Robert White Creeley nasceu em Arlington, Massachusets, em 21 de maio de 1929. Tendo abandonado a universidade (Harvard) no último semestre, foi, durante a Segunda Guerra, para a Birmânia e para Índia, onde serviu como motorista de ambulâncias. Em seu retorno aos Estados Unidos, apaixonou-se pelo jazz, começando a publicar em pequenas revistas na década de 40. No início dos anos 50, viveu na França, Espanha (em Majorca, entusiasmado com os baixos custos operacionais, fundou a Diver Press - pela qual editou três de seus cinco primeiros livros: The kind of act of, The gold diggers (contos) e A snarling garland of xmas verses (anônimo) entre 1953 e 1954), Guatemala e Finlândia. Em 1955, graduou-se no Black Mountain College (Carolina do Norte), associando-se a Charles Olson e Robert Duncan e tornando-se, por três anos, editor da famosa Black Mountain Review. Após o fechamento da instituição, mudou-se para São Francisco onde travou contato com o movimento Beat através Jac Kerouac e Allen Ginsberg. Ao longo da década seguinte, como que sintetizando algumas das mais drásticas linhas de força da época, sua poesia se revela e consagra, criticamente. Desde então divide seu tempo entre o ensino universitário (leciona na Universidade de Nova York, em Buffalo, onde reside), conferências e a composição propriamente dita.
Seu nome se destaca facilmente no horizonte da poesia pós-moderna. Ombro a ombro com as escrituras matrizes de Wallace Stevens, Marianne Moore e William Carlos Williams (sua maior influência - em função da facilidade de apego à contemplação 'objetal' - juntamente com o ímpeto "proprioceptivo" do projective verse de Olson), a dicção creeliana tem aberto caminhos para muitas revitalizações da poesia norte-americana. Ao lado de Louis Zukofsky e John Ashbery, entre outros 'contemporâneos' seus, Creeley é, sem dúvida, uma referência obrigatória para toda poesia instaurante.

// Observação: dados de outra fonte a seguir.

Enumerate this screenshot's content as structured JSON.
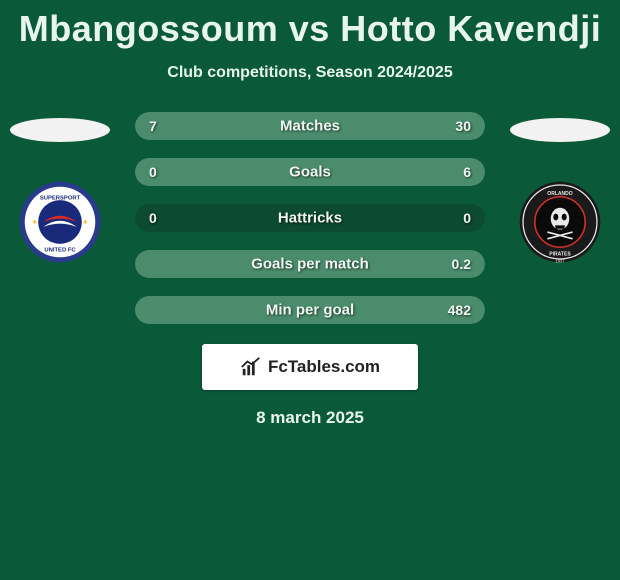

Ao mesmo tempo simples e complexa (em Creeley, a simplicidade é diretamente proporcional à complexidade), seus poemas telegráficos (por vezes, crípticos, randômicos e de grande compressão sintática), "brota(m) muito - como afirma Vasconcelos - (de um certo) solipsismo (grifo meu) matizado por informações eruditas que entram em estado de amálgama com um certo acesso direto dos sentidos à realidade (…) sem, no entanto, tecer essa realidade como mero instantâneo fotográfico de intensa plenitude da atenção".
Tal impressão de isolamento e incomunicabilidade (que, para alguns gostos, certamente incluiria Creeley no rol maldito dos 'herméticos') amiúde se confirma quando nos deparamos com seus versos heteróclitos que dão a impressão de 'iniciarem' e/ou 'terminarem' no meio de um (belo) pensamento ("Coisas simples/alguém quer dizer como, qual o dia/como, lá, ao longe -/quem sou eu/e onde"). Na verdade, essa 'gagueira' pressupõe muito mais do que parece: entre outras coisas (que mereceriam ser ditas, mas que não cabem no espaço exíguo de uma resenha), um aguçado projeto de desnudamento do eu (ego-less) e a hipótese de uma espécie de 'retroalimentação' imagética que, no calor de seu processo, lançaria sempre mão de inusitadas técnicas de quebra formal.